A federal lawsuit is accusing the University of Minnesota of trying to suppress the views of a conservative speaker, Ben Shapiro, who appeared on campus in February.

The lawsuit, which was filed Tuesday by Shapiro and two conservative groups, claims that the U barred him from speaking at a 1,000-seat venue on the Minneapolis campus and restricted him to a "remote" location half its size because it feared protesters would try to disrupt the event.

"No university official has the authority to suppress viewpoints simply because of how someone might respond to it," said Tyson Langhofer, an attorney with the Alliance Defending Freedom, which is representing Shapiro and the other plaintiffs. "Like all government officials, public university administrators have an obligation to respect free speech rights."

The university issued a brief statement Tuesday saying it was aware of the lawsuit and "will review it carefully to determine our next steps."

In February, U officials said they ruled out the larger venue, Willey Hall, because of security concerns, and worked with the event's sponsors to find a site that was easier to safeguard. Shapiro, a conservative political commentator and author, has drawn protesters on college campuses throughout the country.

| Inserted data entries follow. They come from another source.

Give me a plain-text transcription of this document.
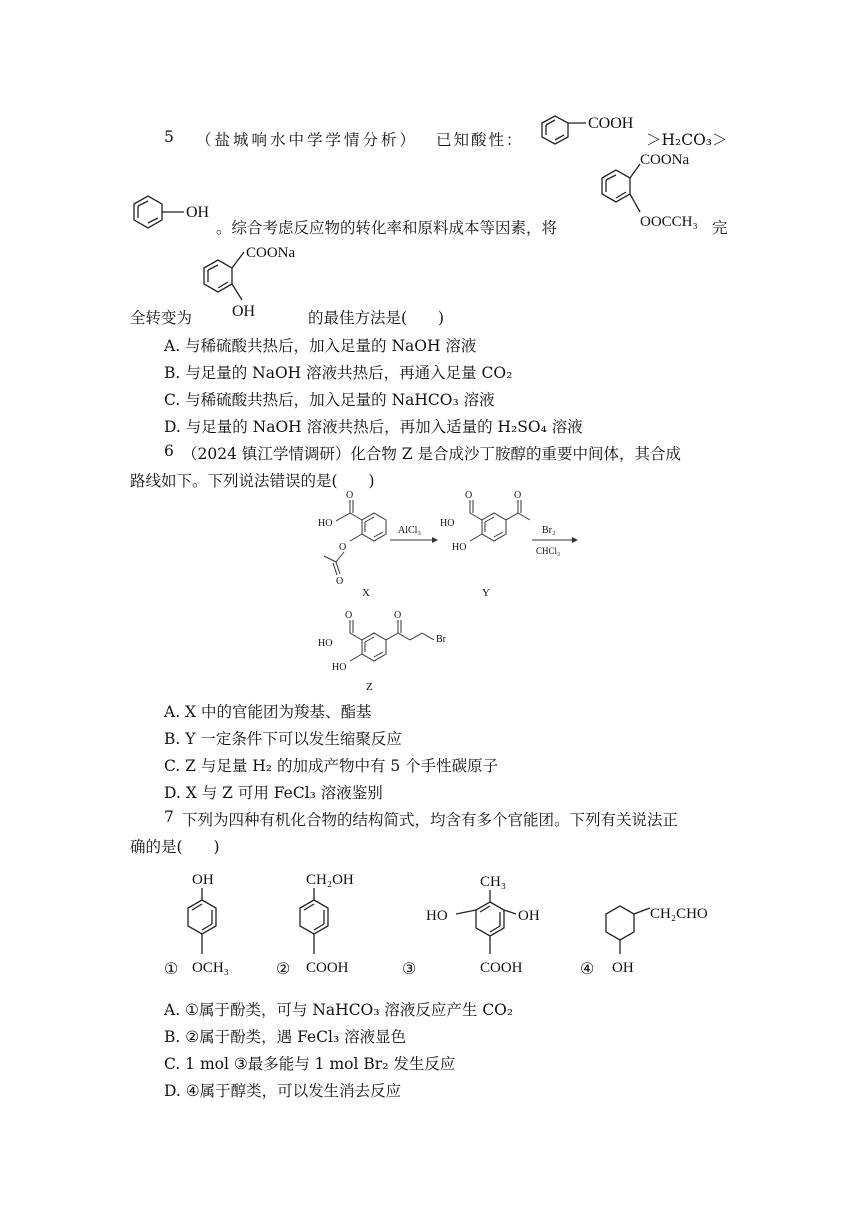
5 （盐城响水中学学情分析） 已知酸性：
COOH
＞H₂CO₃＞
COONa
OOCCH₃
OH
。综合考虑反应物的转化率和原料成本等因素，将	完
COONa
OH
全转变为	的最佳方法是(　　)
A. 与稀硫酸共热后，加入足量的 NaOH 溶液
B. 与足量的 NaOH 溶液共热后，再通入足量 CO₂
C. 与稀硫酸共热后，加入足量的 NaHCO₃ 溶液
D. 与足量的 NaOH 溶液共热后，再加入适量的 H₂SO₄ 溶液
6 （2024 镇江学情调研）化合物 Z 是合成沙丁胺醇的重要中间体，其合成
路线如下。下列说法错误的是(　　)
O
HO
O
O
X
AlCl₃
O
HO
HO
O
Y
Br₂
CHCl₃
O
HO
HO
O
Br
Z
A. X 中的官能团为羧基、酯基
B. Y 一定条件下可以发生缩聚反应
C. Z 与足量 H₂ 的加成产物中有 5 个手性碳原子
D. X 与 Z 可用 FeCl₃ 溶液鉴别
7 下列为四种有机化合物的结构简式，均含有多个官能团。下列有关说法正
确的是(　　)
OH
① OCH₃
CH₂OH
② COOH
CH₃
HO	OH
③	COOH
CH₂CHO
④ OH
A. ①属于酚类，可与 NaHCO₃ 溶液反应产生 CO₂
B. ②属于酚类，遇 FeCl₃ 溶液显色
C. 1 mol ③最多能与 1 mol Br₂ 发生反应
D. ④属于醇类，可以发生消去反应
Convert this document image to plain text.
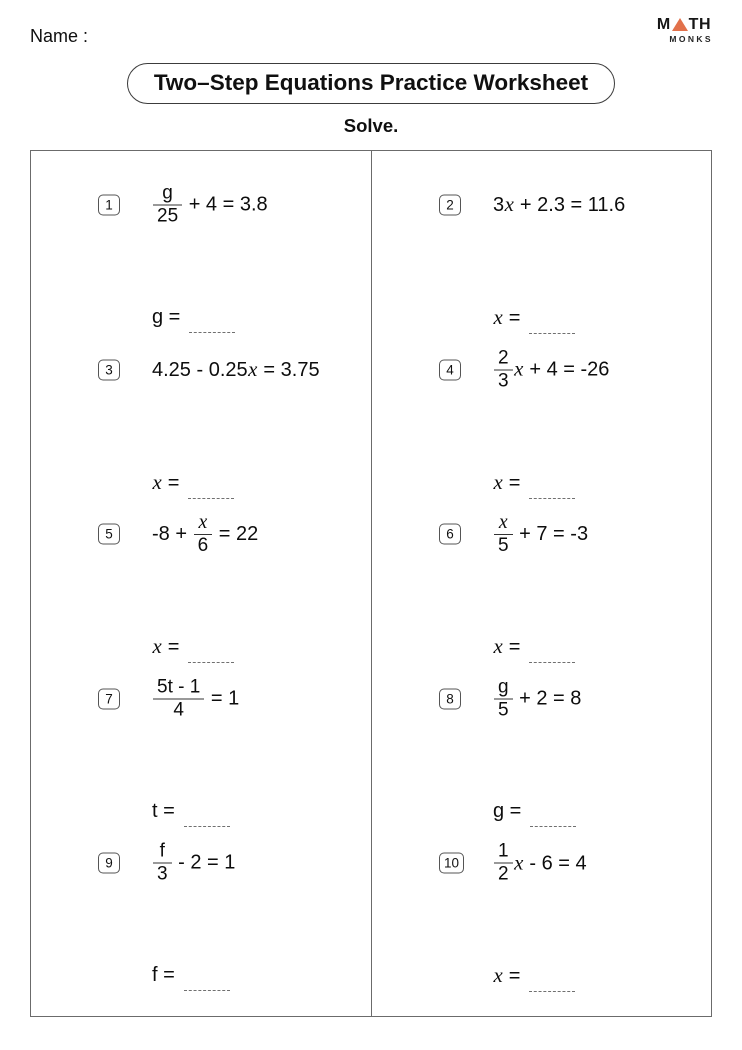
Name :
M TH
MONKS
Two–Step Equations Practice Worksheet
Solve.
1	$\frac{g}{25} + 4 = 3.8$
g =
3	4.25 - 0.25x = 3.75
x =
5	$-8 + \frac{x}{6} = 22$
x =
7	$\frac{5t - 1}{4} = 1$
t =
9	$\frac{f}{3} - 2 = 1$
f =
2	3x + 2.3 = 11.6
x =
4	$\frac{2}{3}$ x + 4 = -26
x =
6	$\frac{x}{5} + 7 = -3$
x =
8	$\frac{g}{5} + 2 = 8$
g =
$10 \frac{1}{2}$ x - 6 = 4
x =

His speech at the U, which took place Feb. 25 at the St. Paul Student Center, drew several dozen protesters, and police blocked off nearby roads to control the crowd.

The lawsuit says that the U's actions prevented many students from attending the event, and blamed what it called a "Speech Suppression Policy" that allows administrators to "prohibit, chill, oppose and shut down speech with which they, or other students and faculty, disagree."

The lawsuit seeks unspecified damages. A U student group, Students for a Conservative Voice, and the Young America's Foundation, which sponsored his speaking tour, joined Shapiro in filing the lawsuit. President Eric Kaler and four other U officials are named as defendants.